To test whether the manufacturer's claim can be rejected at a 5% decision level, we can conduct a one-sample proportion hypothesis test.
Null hypothesis (H0): p = 0.95 (proportion of conforming components)
Alternative hypothesis (H1): p < 0.95 (proportion of conforming components is less than claimed)
The test statistic for this hypothesis test is a z-score, which is calculated using the formula:
z = (p̂ - p) / sqrt(p * (1 - p) / n)
Where:
p̂ is the sample proportion of faulty components (40/500 = 0.08)
p is the claimed proportion of conforming components (0.95)
n is the sample size (500)
Using these values, we can calculate the z-score:
z = (0.08 - 0.95) / sqrt(0.95 * (1 - 0.95) / 500)
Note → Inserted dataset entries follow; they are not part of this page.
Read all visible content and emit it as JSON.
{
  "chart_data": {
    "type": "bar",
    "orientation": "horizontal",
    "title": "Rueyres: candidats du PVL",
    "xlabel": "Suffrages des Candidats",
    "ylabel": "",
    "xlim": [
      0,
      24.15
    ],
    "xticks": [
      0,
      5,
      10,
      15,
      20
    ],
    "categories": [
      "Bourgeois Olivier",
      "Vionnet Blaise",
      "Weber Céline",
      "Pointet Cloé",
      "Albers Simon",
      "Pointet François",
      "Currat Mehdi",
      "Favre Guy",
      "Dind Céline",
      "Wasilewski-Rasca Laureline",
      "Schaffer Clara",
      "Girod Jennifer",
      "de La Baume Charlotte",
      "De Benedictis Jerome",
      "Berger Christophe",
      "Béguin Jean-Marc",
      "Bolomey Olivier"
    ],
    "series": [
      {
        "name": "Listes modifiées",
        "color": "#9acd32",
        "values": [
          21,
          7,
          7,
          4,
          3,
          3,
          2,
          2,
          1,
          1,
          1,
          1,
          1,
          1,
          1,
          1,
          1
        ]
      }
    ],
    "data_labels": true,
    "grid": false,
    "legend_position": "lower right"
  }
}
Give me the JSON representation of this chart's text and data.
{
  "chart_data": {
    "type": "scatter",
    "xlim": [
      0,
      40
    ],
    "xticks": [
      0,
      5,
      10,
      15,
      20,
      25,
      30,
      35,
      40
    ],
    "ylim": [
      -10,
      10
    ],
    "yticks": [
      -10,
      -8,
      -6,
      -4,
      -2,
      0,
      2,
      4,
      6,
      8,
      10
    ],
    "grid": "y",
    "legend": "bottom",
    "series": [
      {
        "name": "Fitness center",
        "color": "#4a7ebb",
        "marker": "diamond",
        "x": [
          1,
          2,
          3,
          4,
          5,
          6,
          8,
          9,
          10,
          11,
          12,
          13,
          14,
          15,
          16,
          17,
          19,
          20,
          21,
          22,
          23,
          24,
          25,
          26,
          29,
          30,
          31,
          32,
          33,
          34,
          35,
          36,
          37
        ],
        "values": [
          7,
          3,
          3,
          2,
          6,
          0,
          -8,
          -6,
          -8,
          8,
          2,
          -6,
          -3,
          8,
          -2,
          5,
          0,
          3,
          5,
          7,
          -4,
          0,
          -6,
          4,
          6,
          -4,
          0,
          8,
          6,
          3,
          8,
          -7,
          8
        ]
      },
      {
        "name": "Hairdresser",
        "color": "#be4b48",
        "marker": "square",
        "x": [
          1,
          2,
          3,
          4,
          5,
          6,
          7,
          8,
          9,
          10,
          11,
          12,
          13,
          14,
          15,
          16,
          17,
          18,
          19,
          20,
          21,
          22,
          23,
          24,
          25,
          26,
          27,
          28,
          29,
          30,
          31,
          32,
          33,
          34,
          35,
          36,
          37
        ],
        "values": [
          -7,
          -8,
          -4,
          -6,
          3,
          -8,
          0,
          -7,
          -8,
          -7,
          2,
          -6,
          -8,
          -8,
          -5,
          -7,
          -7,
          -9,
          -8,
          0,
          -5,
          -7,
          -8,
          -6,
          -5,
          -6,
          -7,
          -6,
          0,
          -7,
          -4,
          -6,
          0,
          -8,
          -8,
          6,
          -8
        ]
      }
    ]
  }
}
= (-0.87) / sqrt(0.0475 / 500)
≈ -14.55
At a 5% decision level, the critical z-value for a one-tailed test is approximately -1.645 (obtained from the standard normal distribution table).
Since the calculated z-score (-14.55) is much smaller than the critical z-value (-1.645), we can reject the null hypothesis. There is sufficient evidence to conclude that the manufacturer's claim of at least 95% conforming components is not supported by the data.